4. With my new udev rules in place, I was successful getting specific NVMe controllers (based on bus-device-function) to unbind from the Linux nvme driver and bind to vfio-pci. However, I made a couple of observations in the kernel log (dmesg). In particular, I was drawn to the following for an NVMe controller at BDF: 0000:40:00.0 for which I had a udev rule to unbind from nvme and bind to vfio-pci: [ 35.534279] nvme nvme1: pci function 0000:40:00.0 [ 37.964945] nvme nvme1: failed to mark controller live [ 37.964947] nvme nvme1: Removing after probe failure status: 0 One theory I have for the above is that my udev RUN rule was invoked while the nvme driver’s probe() was still running on this controller, and perhaps the unbind request came in before the probe() completed hence this “name1: failed to mark controller live”. This has left lingering in my mind that maybe instead of triggering on (Event 2) when the bind occurs, that perhaps I should instead try to derive a trigger on the “last" udev event, an “add”, where the NVMe namespace’s are instantiated. Of course, I’d need to know ahead of time just how many namespaces exist on that controller if I were to do that so I’d trigger on the last one. I’m wondering if that may help to avoid what looks like a complaint during the middle of probe() of that particular controller. Then, again, maybe I can just safely ignore that and not worry about it at all? Thoughts?

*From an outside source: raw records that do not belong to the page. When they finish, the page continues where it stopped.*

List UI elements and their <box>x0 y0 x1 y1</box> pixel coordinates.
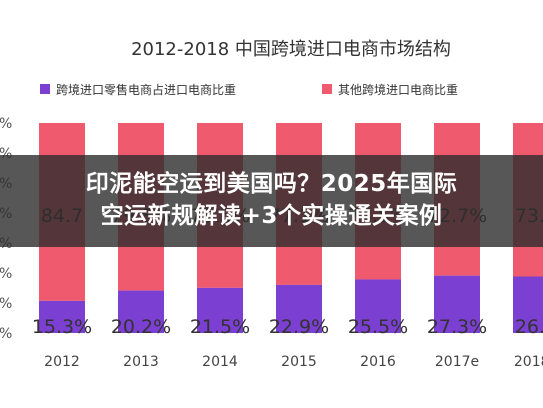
data-label-retail-2012: 15.3% <box>32 316 92 338</box>
headline-line-2: 空运新规解读+3个实操通关案例 <box>100 203 443 229</box>
x-tick-label-2015: 2015 <box>281 354 317 370</box>
chart-title: 2012-2018 中国跨境进口电商市场结构 <box>131 39 451 60</box>
data-label-retail-2018e: 26.9 <box>515 316 543 338</box>
headline-banner: 印泥能空运到美国吗？2025年国际 空运新规解读+3个实操通关案例 <box>0 155 543 247</box>
data-label-retail-2017e: 27.3% <box>427 316 487 338</box>
legend-item-retail: 跨境进口零售电商占进口电商比重 <box>56 82 236 97</box>
data-label-retail-2014: 21.5% <box>190 316 250 338</box>
data-label-retail-2013: 20.2% <box>111 316 171 338</box>
x-tick-label-2014: 2014 <box>202 354 238 370</box>
y-tick-label-7: % <box>0 326 12 342</box>
legend-swatch-0 <box>40 84 50 94</box>
legend-item-other: 其他跨境进口电商比重 <box>338 82 458 97</box>
legend-swatch-1 <box>322 84 332 94</box>
y-tick-label-6: % <box>0 296 12 312</box>
x-tick-label-2016: 2016 <box>360 354 396 370</box>
bar-retail-2012 <box>39 300 85 333</box>
x-tick-label-2018e: 2018e <box>514 354 543 370</box>
data-label-retail-2016: 25.5% <box>348 316 408 338</box>
headline-line-1: 印泥能空运到美国吗？2025年国际 <box>85 171 458 197</box>
x-tick-label-2013: 2013 <box>123 354 159 370</box>
bar-retail-2018e <box>513 276 543 333</box>
x-tick-label-2017e: 2017e <box>435 354 479 370</box>
bar-retail-2013 <box>118 290 164 333</box>
bar-retail-2015 <box>276 284 322 333</box>
bar-retail-2016 <box>355 279 401 333</box>
x-tick-label-2012: 2012 <box>44 354 80 370</box>
bar-retail-2014 <box>197 287 243 333</box>
y-tick-label-0: % <box>0 116 12 132</box>
bar-retail-2017e <box>434 275 480 333</box>
y-tick-label-5: % <box>0 266 12 282</box>
data-label-retail-2015: 22.9% <box>269 316 329 338</box>
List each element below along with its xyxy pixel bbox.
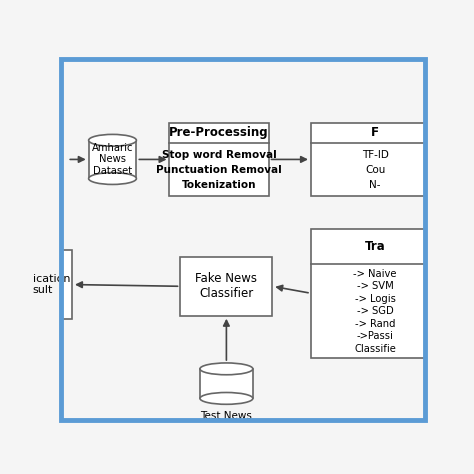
Text: Punctuation Removal: Punctuation Removal bbox=[156, 165, 282, 175]
Ellipse shape bbox=[89, 135, 137, 146]
Ellipse shape bbox=[200, 363, 253, 375]
Text: ication
sult: ication sult bbox=[33, 274, 70, 295]
Bar bbox=[89, 140, 137, 179]
Text: -> Logis: -> Logis bbox=[355, 294, 396, 304]
Text: N-: N- bbox=[369, 180, 381, 190]
Bar bbox=[311, 229, 439, 357]
Text: Test News: Test News bbox=[201, 410, 252, 420]
Text: TF-ID: TF-ID bbox=[362, 150, 389, 160]
Text: Cou: Cou bbox=[365, 165, 385, 175]
FancyBboxPatch shape bbox=[181, 257, 272, 316]
Text: Tra: Tra bbox=[365, 240, 385, 253]
Text: F: F bbox=[371, 126, 379, 139]
Text: Amharic
News
Dataset: Amharic News Dataset bbox=[92, 143, 133, 176]
Bar bbox=[0, 5, 63, 456]
Bar bbox=[200, 369, 253, 398]
Bar bbox=[427, 5, 474, 456]
Text: Classifie: Classifie bbox=[354, 344, 396, 354]
Text: Pre-Processing: Pre-Processing bbox=[169, 126, 269, 139]
Text: -> Naive: -> Naive bbox=[354, 269, 397, 279]
Text: -> SGD: -> SGD bbox=[357, 306, 393, 316]
Text: ->Passi: ->Passi bbox=[357, 331, 393, 341]
Ellipse shape bbox=[89, 173, 137, 184]
Bar bbox=[170, 123, 269, 196]
Text: Fake News
Classifier: Fake News Classifier bbox=[195, 272, 257, 301]
Ellipse shape bbox=[200, 392, 253, 404]
Bar bbox=[311, 123, 439, 196]
Text: -> Rand: -> Rand bbox=[355, 319, 395, 329]
Text: -> SVM: -> SVM bbox=[357, 281, 393, 291]
Bar bbox=[4, 250, 72, 319]
Text: Tokenization: Tokenization bbox=[182, 180, 256, 190]
Text: Stop word Removal: Stop word Removal bbox=[162, 150, 276, 160]
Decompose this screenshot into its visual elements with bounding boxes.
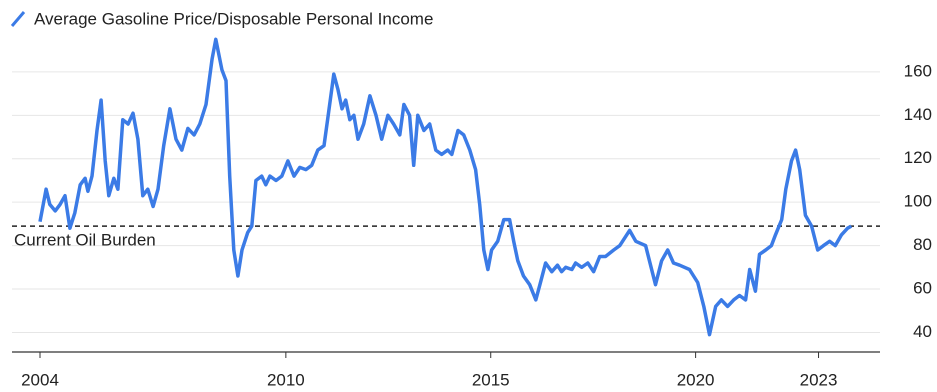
y-tick-label: 160 [904, 61, 932, 80]
x-tick-label: 2010 [267, 370, 305, 389]
y-tick-label: 140 [904, 105, 932, 124]
x-tick-label: 2020 [677, 370, 715, 389]
data-line [38, 37, 853, 337]
y-tick-label: 100 [904, 192, 932, 211]
reference-label: Current Oil Burden [14, 231, 156, 250]
x-tick-label: 2015 [472, 370, 510, 389]
x-tick-label: 2023 [800, 370, 838, 389]
y-tick-label: 40 [913, 322, 932, 341]
y-tick-label: 120 [904, 148, 932, 167]
y-tick-label: 80 [913, 235, 932, 254]
legend-label: Average Gasoline Price/Disposable Person… [34, 9, 433, 28]
y-tick-label: 60 [913, 279, 932, 298]
legend-swatch [10, 11, 26, 27]
x-tick-label: 2004 [21, 370, 59, 389]
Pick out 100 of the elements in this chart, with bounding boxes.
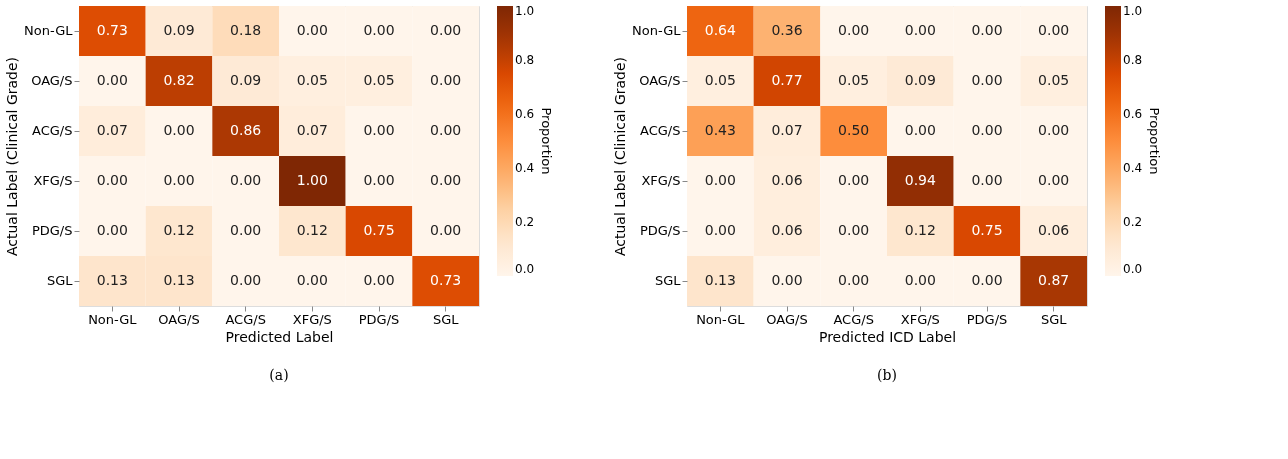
x-tick-label: PDG/S (966, 311, 1008, 327)
data-label: 0.00 (904, 122, 936, 138)
data-label: 0.00 (1038, 172, 1070, 188)
data-label: 0.09 (904, 72, 936, 88)
data-label: 0.00 (96, 72, 128, 88)
data-label: 0.00 (363, 272, 395, 288)
data-label: 0.06 (1038, 222, 1070, 238)
data-label: 0.43 (704, 122, 736, 138)
data-label: 0.00 (96, 222, 128, 238)
data-label: 0.00 (296, 22, 328, 38)
x-axis-title: Predicted Label (225, 328, 334, 345)
data-label: 0.13 (163, 272, 195, 288)
x-tick-label: Non-GL (696, 311, 746, 327)
data-label: 0.00 (838, 222, 870, 238)
x-tick-label: SGL (1040, 311, 1068, 327)
data-label: 0.86 (230, 122, 262, 138)
data-label: 0.13 (704, 272, 736, 288)
color-bar-label: 1.0 (515, 4, 535, 18)
data-label: 0.73 (96, 22, 128, 38)
data-label: 0.00 (971, 72, 1003, 88)
color-bar-label: 1.0 (1123, 4, 1143, 18)
x-tick-label: PDG/S (358, 311, 400, 327)
data-label: 0.12 (163, 222, 195, 238)
data-label: 0.00 (430, 72, 462, 88)
data-label: 0.75 (363, 222, 395, 238)
data-label: 0.13 (96, 272, 128, 288)
data-label: 0.05 (704, 72, 736, 88)
color-bar-label: 0.2 (515, 215, 535, 229)
data-label: 0.05 (1038, 72, 1070, 88)
color-bar-label: 0.4 (515, 161, 535, 175)
data-label: 0.00 (1038, 122, 1070, 138)
color-bar-label: 0.0 (1123, 262, 1143, 276)
text: (a) (269, 367, 289, 383)
data-label: 0.07 (771, 122, 803, 138)
color-bar-title: Proportion (539, 107, 554, 175)
data-label: 0.00 (1038, 22, 1070, 38)
x-tick-label: OAG/S (158, 311, 200, 327)
data-label: 0.05 (838, 72, 870, 88)
y-tick-label: PDG/S (639, 223, 681, 238)
y-tick-label: XFG/S (33, 173, 73, 188)
color-bar-label: 0.4 (1123, 161, 1143, 175)
data-label: 0.36 (771, 22, 803, 38)
data-label: 0.00 (971, 172, 1003, 188)
data-label: 0.00 (838, 22, 870, 38)
data-label: 0.00 (430, 222, 462, 238)
data-label: 0.00 (430, 122, 462, 138)
data-label: 0.00 (971, 22, 1003, 38)
data-label: 0.18 (230, 22, 262, 38)
y-tick-label: OAG/S (31, 73, 73, 88)
color-bar-label: 0.6 (515, 107, 535, 121)
data-label: 0.82 (163, 72, 195, 88)
data-label: 0.00 (704, 172, 736, 188)
y-axis-title: Actual Label (Clinical Grade) (612, 56, 629, 257)
y-axis-title: Actual Label (Clinical Grade) (4, 56, 21, 257)
data-label: 0.50 (838, 122, 870, 138)
x-tick-label: ACG/S (225, 311, 266, 327)
data-label: 0.00 (838, 272, 870, 288)
data-label: 0.09 (163, 22, 195, 38)
data-label: 0.05 (296, 72, 328, 88)
data-label: 0.00 (163, 172, 195, 188)
data-label: 0.00 (430, 172, 462, 188)
y-tick-label: ACG/S (32, 123, 73, 138)
x-tick-label: SGL (432, 311, 460, 327)
data-label: 0.00 (363, 122, 395, 138)
data-label: 0.12 (904, 222, 936, 238)
x-tick-label: ACG/S (833, 311, 874, 327)
y-tick-label: XFG/S (641, 173, 681, 188)
data-label: 0.00 (971, 272, 1003, 288)
x-tick-label: Non-GL (88, 311, 138, 327)
data-label: 0.07 (296, 122, 328, 138)
x-tick-label: XFG/S (900, 311, 940, 327)
x-tick-label: XFG/S (292, 311, 332, 327)
data-label: 0.00 (230, 222, 262, 238)
y-tick-label: PDG/S (31, 223, 73, 238)
data-label: 0.05 (363, 72, 395, 88)
y-tick-label: Non-GL (24, 23, 74, 38)
data-label: 0.09 (230, 72, 262, 88)
color-bar-label: 0.8 (515, 53, 535, 67)
data-label: 0.87 (1038, 272, 1070, 288)
color-bar-title: Proportion (1147, 107, 1162, 175)
data-label: 0.00 (971, 122, 1003, 138)
y-tick-label: Non-GL (632, 23, 682, 38)
data-label: 0.00 (904, 22, 936, 38)
text: (b) (877, 367, 897, 383)
y-tick-label: OAG/S (639, 73, 681, 88)
data-label: 0.06 (771, 222, 803, 238)
data-label: 0.75 (971, 222, 1003, 238)
color-bar-label: 0.8 (1123, 53, 1143, 67)
color-bar-label: 0.2 (1123, 215, 1143, 229)
data-label: 0.00 (838, 172, 870, 188)
data-label: 0.00 (363, 22, 395, 38)
data-label: 0.07 (96, 122, 128, 138)
data-label: 0.73 (430, 272, 462, 288)
data-label: 0.00 (704, 222, 736, 238)
y-tick-label: SGL (654, 273, 682, 288)
data-label: 0.00 (363, 172, 395, 188)
data-label: 0.77 (771, 72, 803, 88)
data-label: 0.00 (296, 272, 328, 288)
data-label: 1.00 (296, 172, 328, 188)
color-bar-label: 0.6 (1123, 107, 1143, 121)
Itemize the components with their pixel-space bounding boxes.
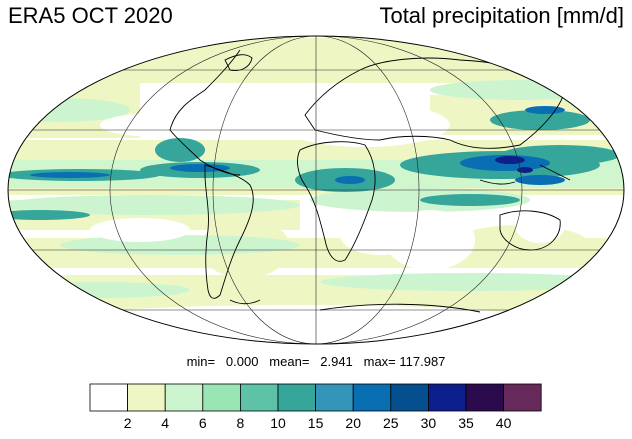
colorbar-cell: [390, 383, 429, 412]
colorbar-cell: [427, 383, 467, 412]
colorbar-tick-label: 15: [308, 415, 324, 431]
colorbar-tick-label: 20: [345, 415, 361, 431]
field-statistics: min= 0.000 mean= 2.941 max= 117.987: [186, 354, 446, 369]
map-title-dataset: ERA5 OCT 2020: [8, 3, 173, 28]
colorbar-cell: [503, 383, 542, 412]
colorbar-cell: [127, 383, 166, 412]
colorbar-cell: [352, 383, 392, 412]
colorbar-cell: [239, 383, 279, 412]
colorbar-cell: [465, 383, 504, 412]
colorbar-tick-label: 10: [270, 415, 286, 431]
colorbar-cell: [315, 383, 354, 412]
colorbar-cell: [164, 383, 204, 412]
colorbar-tick-label: 6: [199, 415, 207, 431]
colorbar-tick-label: 30: [421, 415, 437, 431]
colorbar-tick-label: 40: [496, 415, 512, 431]
colorbar-tick-label: 25: [383, 415, 399, 431]
precipitation-map: [7, 35, 625, 345]
colorbar-cell: [202, 383, 241, 412]
colorbar-tick-label: 8: [237, 415, 245, 431]
colorbar-tick-label: 4: [161, 415, 169, 431]
coastlines: [169, 49, 571, 313]
colorbar-cell: [277, 383, 316, 412]
map-border: [7, 35, 625, 345]
colorbar-tick-label: 35: [458, 415, 474, 431]
colorbar-cell: [89, 383, 128, 412]
colorbar-tick-label: 2: [124, 415, 132, 431]
graticule: [8, 36, 624, 344]
map-title-variable: Total precipitation [mm/d]: [379, 3, 624, 28]
heavy-precip-itcz: [8, 110, 620, 220]
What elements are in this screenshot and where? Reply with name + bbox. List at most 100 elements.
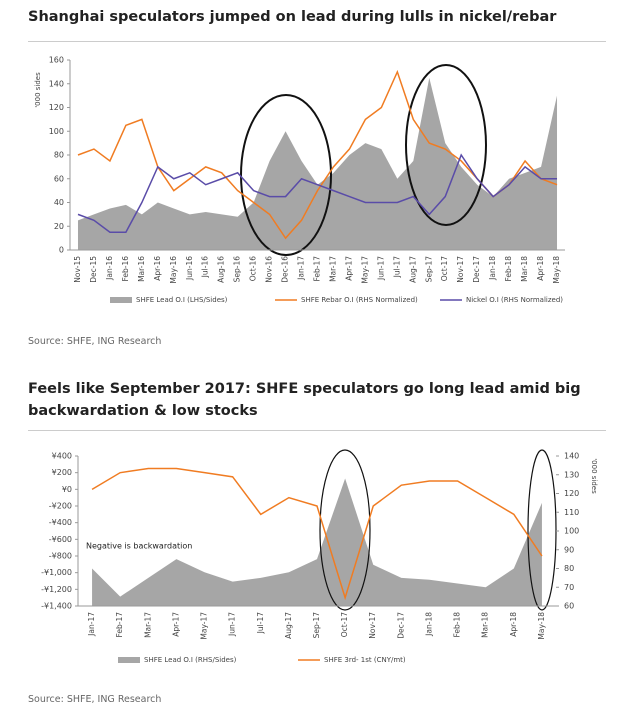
y-tick-label: -¥400 [49, 518, 72, 527]
x-tick-label: Jun-16 [185, 256, 194, 281]
x-tick-label: Apr-17 [344, 256, 353, 281]
y-tick-label: 0 [59, 246, 64, 255]
y-tick-label: 120 [49, 103, 64, 112]
y-tick-label: -¥1,200 [41, 585, 72, 594]
x-tick-label: Jul-16 [201, 256, 210, 279]
y2-tick-label: 70 [564, 583, 574, 592]
source: Source: SHFE, ING Research [28, 694, 162, 705]
y-axis-label: '000 sides [34, 72, 42, 108]
x-tick-label: Dec-17 [396, 612, 405, 639]
x-tick-label: May-18 [552, 256, 561, 284]
y-tick-label: ¥400 [52, 452, 72, 461]
legend-label: SHFE Lead O.I (RHS/Sides) [144, 656, 237, 664]
x-tick-label: Nov-16 [265, 256, 274, 283]
y-tick-label: -¥800 [49, 552, 72, 561]
y-tick-label: 160 [49, 56, 64, 65]
legend-label: SHFE 3rd- 1st (CNY/mt) [324, 656, 406, 664]
chart-title: Shanghai speculators jumped on lead duri… [28, 9, 557, 25]
x-tick-label: Jan-16 [105, 256, 114, 281]
x-tick-label: May-17 [200, 612, 209, 640]
y2-tick-label: 110 [564, 508, 579, 517]
x-tick-label: Mar-17 [143, 612, 152, 638]
x-tick-label: Dec-16 [281, 256, 290, 283]
y2-tick-label: 120 [564, 489, 579, 498]
x-tick-label: Mar-18 [481, 612, 490, 638]
x-tick-label: Sep-16 [233, 256, 242, 283]
y2-tick-label: 90 [564, 545, 574, 554]
x-tick-label: Nov-15 [73, 256, 82, 283]
x-tick-label: Jan-18 [424, 612, 433, 637]
legend-label: Nickel O.I (RHS Normalized) [466, 296, 563, 304]
y-tick-label: ¥0 [62, 485, 72, 494]
legend-swatch [110, 297, 132, 303]
highlight-ellipse [240, 94, 332, 256]
y2-tick-label: 100 [564, 527, 579, 536]
y-tick-label: -¥600 [49, 535, 72, 544]
x-tick-label: Dec-17 [472, 256, 481, 283]
y2-tick-label: 60 [564, 602, 574, 611]
y-tick-label: 60 [54, 174, 64, 183]
legend-label: SHFE Rebar O.I (RHS Normalized) [301, 296, 418, 304]
x-tick-label: Jun-17 [376, 256, 385, 281]
x-tick-label: Mar-17 [328, 256, 337, 282]
x-tick-label: Jan-17 [87, 612, 96, 637]
x-tick-label: May-17 [360, 256, 369, 284]
source: Source: SHFE, ING Research [28, 336, 162, 347]
divider [28, 41, 606, 42]
x-tick-label: May-18 [537, 612, 546, 640]
annotation: Negative is backwardation [86, 542, 192, 551]
x-tick-label: Aug-17 [284, 612, 293, 639]
chart: ¥400 ¥200 ¥0 -¥200 -¥400 -¥600 -¥800 -¥1,000 -¥1… [41, 449, 598, 664]
x-tick-label: Jul-17 [256, 612, 265, 635]
x-tick-label: Mar-18 [520, 256, 529, 282]
highlight-ellipse [527, 449, 557, 611]
x-tick-label: Apr-18 [509, 612, 518, 637]
chart: 0 20 40 60 80 100 120 140 160 '000 sides Nov-15 Dec… [34, 56, 565, 304]
y-tick-label: 40 [54, 198, 64, 207]
y-tick-label: 100 [49, 127, 64, 136]
x-tick-label: Sep-17 [312, 612, 321, 639]
x-tick-label: Nov-17 [368, 612, 377, 639]
y2-tick-label: 130 [564, 470, 579, 479]
x-tick-label: Oct-17 [340, 612, 349, 637]
y-tick-label: 20 [54, 222, 64, 231]
x-tick-label: Feb-17 [313, 256, 322, 282]
line [91, 467, 543, 601]
x-tick-label: Apr-18 [536, 256, 545, 281]
x-tick-label: Dec-15 [89, 256, 98, 283]
legend-swatch [118, 657, 140, 663]
x-tick-label: Feb-17 [115, 612, 124, 638]
area [77, 77, 558, 250]
x-tick-label: Apr-17 [171, 612, 180, 637]
x-tick-label: Feb-18 [504, 256, 513, 282]
line [77, 153, 558, 233]
x-tick-label: Feb-18 [453, 612, 462, 638]
x-tick-label: Feb-16 [121, 256, 130, 282]
x-tick-label: Aug-17 [408, 256, 417, 283]
y-tick-label: -¥200 [49, 502, 72, 511]
y-tick-label: -¥1,000 [41, 568, 72, 577]
x-tick-label: Oct-17 [440, 256, 449, 281]
y-tick-label: 140 [49, 79, 64, 88]
x-tick-label: Jul-17 [392, 256, 401, 279]
y-tick-label: ¥200 [52, 468, 72, 477]
x-tick-label: Apr-16 [153, 256, 162, 281]
x-tick-label: May-16 [169, 256, 178, 284]
x-tick-label: Jun-17 [228, 612, 237, 637]
y-tick-label: 80 [54, 151, 64, 160]
x-tick-label: Nov-17 [456, 256, 465, 283]
x-tick-label: Jan-18 [488, 256, 497, 281]
y-tick-label: -¥1,400 [41, 602, 72, 611]
highlight-ellipse [405, 64, 487, 226]
x-tick-label: Oct-16 [249, 256, 258, 281]
divider [28, 430, 606, 431]
highlight-ellipse [319, 449, 371, 611]
x-tick-label: Mar-16 [137, 256, 146, 282]
y2-tick-label: 80 [564, 564, 574, 573]
y2-axis-label: '000 sides [590, 458, 598, 494]
x-tick-label: Jan-17 [297, 256, 306, 281]
y2-tick-label: 140 [564, 452, 579, 461]
x-tick-label: Aug-16 [217, 256, 226, 283]
chart-title: Feels like September 2017: SHFE speculat… [28, 381, 581, 419]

[Jim] Can you confirm your suspicion - maybe add a 1 or 2 second delay after detecting Event 2 before unbinding – and see if that eliminates the probe failures? I’m not suggesting that as a workaround or solution – just want to know for sure if we need to worry about deferring the unbind until after the kernel driver’s probe has completed. It sounds like these error messages are benign but would be nice to avoid them.
For experimentation purposes, yes, I might be able to instrument a delay to see if the kernel nvme probe failures go away. I don’t know if udev execution is multi-threaded or not, and thus whether such a delay would block other udev events from getting processed while mine sleeps, but I can explore this at least as an experiment.
Let me emphasize another point. While playing with this further, I did subsequently discover that the end result, at least with my particular NVMe drives, was in fact not benign. That is, although the NVMe controller did appear successfully bound to vfio-pci, execution of any SPDK apps (e.g. perf, identify) returned a failure attempting to communicate with the controller. I then removed my udev rule, then manually unbound the controller from vfio-pci and rebound it to the kernel’s nvme driver. After doing that, inspection of dmesg revealed a complaint from the nvme driver accessing the device. And, so, I then reboot the system — again, having ensured that my udev rule was not in place (neither in my rootfs nor the initramfs) — to see how the controller would behave following a reboot and coming up with the kernel nvme driver in the default scenario. Again, a dmesg revealed complaints about accessing that particular NVMe controller. Finally, I power-cycled the host, and lo and behold after doing that, then the NVMe controller came up fine.
In summary, I will at least attempt the delay-experiment and see if that helps us sidestep the probe failure and leaving the NVMe controller in a bad state. If that should work, I may then alter the udev rule to trigger instead on the add action of the last namespace instead of the bind action to the nvme driver and see how that works.
Overall this seems like a reasonable approach though. How do you see this working if a system has multiple NVMe SSDs – one of which has the OS install, and the rest should be assigned to uio/vfio?
We do have this exact scenario; i.e. systems with NVMe controllers (on which file systems are mounted) which depend on the kernel nvme driver where other NVMe controllers are ‘reserved’ for SPDK-use. Among the criteria in my udev rule’s trigger criteria is also the BDF (bus-device-function), so this should work fine. We just have to make abundantly clear how careful one must be configuring the system to use this mechanism to avoid inadvertently triggering on a NVMe controller that’s needed for use with the kernel nvme driver.